Un représentant en Israël demande la reconnaissance de l'indépendance de la Catalogne et de sept autres autonomies

La politique internationale affecte pleinement les autonomies espagnoles. Le Parlement de Israël débattra, si elle est approuvée au sein du Gouvernement, d'une motion demandant l'indépendance de huit autonomies. La demande, formulée par les libéraux Sharren Haskelest une réponse à l'annonce de Pedro Sánchez selon laquelle l'Espagne reconnaîtrait l'État palestinien.

La proposition de Haskel, représentant du parti Nouvel Espoir qui soutient le gouvernement israélien, demande au ministre des Affaires étrangères « l'approbation en séance plénière de la reconnaissance officielle de l'indépendance de la Catalogne, du Pays Basque, de la Galice, de l'Andalousie, de la Communauté valencienne, de l'Aragon, des îles Canaries et des îles Baléares. » Le représentant parlementaire affirme qu'il y a des raisons de procéder à cette reconnaissance, en raison du « riche patrimoine culturel, des langues uniques​​et d'une histoire profonde » que possèdent ces communautés, qui selon Haskel « ont exprimé un désir clair et intransigeant de indépendance. »

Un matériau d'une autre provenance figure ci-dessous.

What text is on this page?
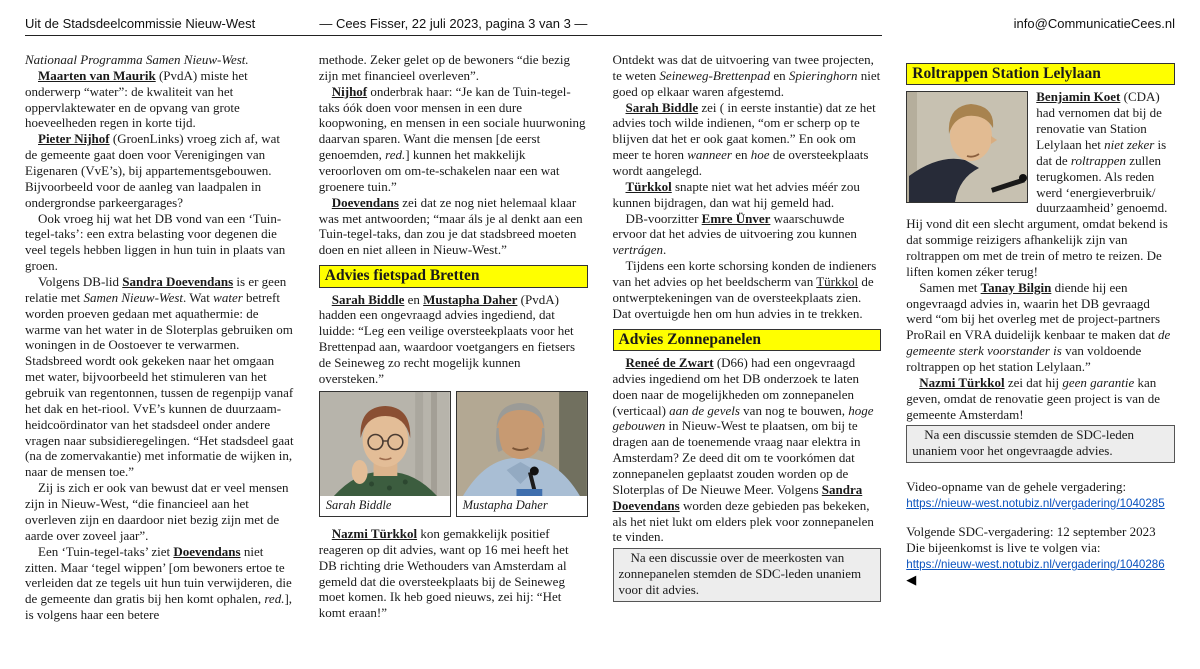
Uit de Stadsdeelcommissie Nieuw-West	— Cees Fisser, 22 juli 2023, pagina 3 van 3 —	info@CommunicatieCees.nl

Nationaal Programma Samen Nieuw-West.

Maarten van Maurik (PvdA) miste het onderwerp “water”: de kwaliteit van het oppervlaktewater en de opvang van grote hoeveelheden regen in korte tijd.

Pieter Nijhof (GroenLinks) vroeg zich af, wat de gemeente gaat doen voor Verenigingen van Eigenaren (VvE’s), bij appartementsgebouwen. Bijvoorbeeld voor de aanleg van laadpalen in ondergrondse parkeergarages?

Ook vroeg hij wat het DB vond van een ‘Tuin-tegel-taks’: een extra belasting voor degenen die veel tegels hebben liggen in hun tuin in plaats van groen.

Volgens DB-lid Sandra Doevendans is er geen relatie met Samen Nieuw-West. Wat water betreft worden proeven gedaan met aquathermie: de warme van het water in de Sloterplas gebruiken om woningen in de Oostoever te verwarmen. Stadsbreed wordt ook gekeken naar het omgaan met water, bijvoorbeeld het stimuleren van het gebruik van regentonnen, tussen de regenpijp vanaf het dak en het-riool. VvE’s kunnen de duurzaam-heidcoördinator van het stadsdeel onder andere vragen naar subsidieregelingen. “Het stadsdeel gaat (na de zomervakantie) met informatie de wijken in, naar de mensen toe.”

Zij is zich er ook van bewust dat er veel mensen zijn in Nieuw-West, “die financieel aan het overleven zijn en daardoor niet bezig zijn met de aarde over zoveel jaar”.

Een ‘Tuin-tegel-taks’ ziet Doevendans niet zitten. Maar ‘tegel wippen’ [om bewoners ertoe te verleiden dat ze tegels uit hun tuin verwijderen, die de gemeente dan gratis bij hen komt ophalen, red.], is volgens haar een betere

methode. Zeker gelet op de bewoners “die bezig zijn met financieel overleven”.

Nijhof onderbrak haar: “Je kan de Tuin-tegel-taks óók doen voor mensen in een dure koopwoning, en mensen in een sociale huurwoning daarvan sparen. Want die mensen [de eerst genoemden, red.] kunnen het makkelijk veroorloven om om-te-schakelen naar een wat groenere tuin.”

Doevendans zei dat ze nog niet helemaal klaar was met antwoorden; “maar áls je al denkt aan een Tuin-tegel-taks, dan zou je dat stadsbreed moeten doen en niet alleen in Nieuw-West.”

Advies fietspad Bretten

Sarah Biddle en Mustapha Daher (PvdA) hadden een ongevraagd advies ingediend, dat luidde: “Leg een veilige oversteekplaats voor het Brettenpad aan, waardoor voetgangers en fietsers de Seineweg zo recht mogelijk kunnen oversteken.”

Sarah Biddle	Mustapha Daher

Nazmi Türkkol kon gemakkelijk positief reageren op dit advies, want op 16 mei heeft het DB richting drie Wethouders van Amsterdam al gemeld dat die oversteekplaats bij de Seineweg moet komen. Ik heb goed nieuws, zei hij: “Het komt eraan!”

Ontdekt was dat de uitvoering van twee projecten, te weten Seineweg-Brettenpad en Spieringhorn niet goed op elkaar waren afgestemd.

Sarah Biddle zei ( in eerste instantie) dat ze het advies toch wilde indienen, “om er scherp op te blijven dat het er ook gaat komen.” En ook om meer te horen wanneer en hoe de oversteekplaats wordt aangelegd.

Türkkol snapte niet wat het advies méér zou kunnen bijdragen, dan wat hij gemeld had.

DB-voorzitter Emre Ünver waarschuwde ervoor dat het advies de uitvoering zou kunnen vertrágen.

Tijdens een korte schorsing konden de indieners van het advies op het beeldscherm van Türkkol de ontwerptekeningen van de oversteekplaats zien. Dat overtuigde hen om hun advies in te trekken.

Advies Zonnepanelen

Reneé de Zwart (D66) had een ongevraagd advies ingediend om het DB onderzoek te laten doen naar de mogelijkheden om zonnepanelen (verticaal) aan de gevels van nog te bouwen, hoge gebouwen in Nieuw-West te plaatsen, om bij te dragen aan de toenemende vraag naar elektra in Amsterdam? Ze deed dit om te voorkómen dat zonnepanelen geplaatst zouden worden op de Sloterplas of De Nieuwe Meer. Volgens Sandra Doevendans worden deze gebieden pas bekeken, als het niet lukt om elders plek voor zonnepanelen te vinden.

Na een discussie over de meerkosten van zonnepanelen stemden de SDC-leden unaniem voor dit advies.
Roltrappen Station Lelylaan
Benjamin Koet (CDA) had vernomen dat bij de renovatie van Station Lelylaan het niet zeker is dat de roltrappen zullen terugkomen. Als reden werd ‘energieverbruik/ duurzaamheid’ genoemd. Hij vond dit een slecht argument, omdat bekend is dat sommige reizigers afhankelijk zijn van roltrappen om met de trein of metro te reizen. De liften komen zéker terug!

Samen met Tanay Bilgin diende hij een ongevraagd advies in, waarin het DB gevraagd werd “om bij het overleg met de project-partners ProRail en VRA duidelijk kenbaar te maken dat de gemeente sterk voorstander is van voldoende roltrappen op het station Lelylaan.”

Nazmi Türkkol zei dat hij geen garantie kan geven, omdat de renovatie geen project is van de gemeente Amsterdam!

Na een discussie stemden de SDC-leden unaniem voor het ongevraagde advies.
Video-opname van de gehele vergadering:
https://nieuw-west.notubiz.nl/vergadering/1040285
Volgende SDC-vergadering: 12 september 2023
Die bijeenkomst is live te volgen via:
https://nieuw-west.notubiz.nl/vergadering/1040286 ◀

« Depuis de nombreuses années, ils s'efforcent de se gérer eux-mêmes, de cultiver leur identité et de déterminer leur destin »affirme le représentant de Nueva Esperanza, qui estime qu'Israël, « en tant que pays qui lutte pour la liberté et la démocratie », doit « reconnaître son droit légitime à l'autodétermination ».

Le message, adressé au président Pedro Sánchez et au ministre José Manuel Albares, relie la reconnaissance de ces régions espagnoles à celle de l'État palestinien. « . « Comment l'Espagne peut-elle œuvrer pour l'autodétermination des autres tout en la refusant à des régions dans lesquelles les peuples de Catalogne, du Pays basque, de Galice, d'Andalousie, de Valence, d'Aragon, des îles Canaries et des îles Baléares ont manifesté leur désir d'indépendance en des négociations pacifiques ? »» demande Haskel, qui exhorte l'Espagne à « respecter la volonté de son peuple, à s'engager dans un dialogue significatif, à reconnaître ses aspirations et à soutenir sa transition pacifique vers des États indépendants ».

« Reconnaître son indépendance n'est pas seulement un acte politique, c'est une affirmation des valeurs sur lesquelles repose notre humanité commune : la liberté, la justice et le respect de la volonté du peuple », Haskel conclut la lettre en ouvrant la possibilité au Parlement israélien de débattre de la future indépendance de l'Aragon.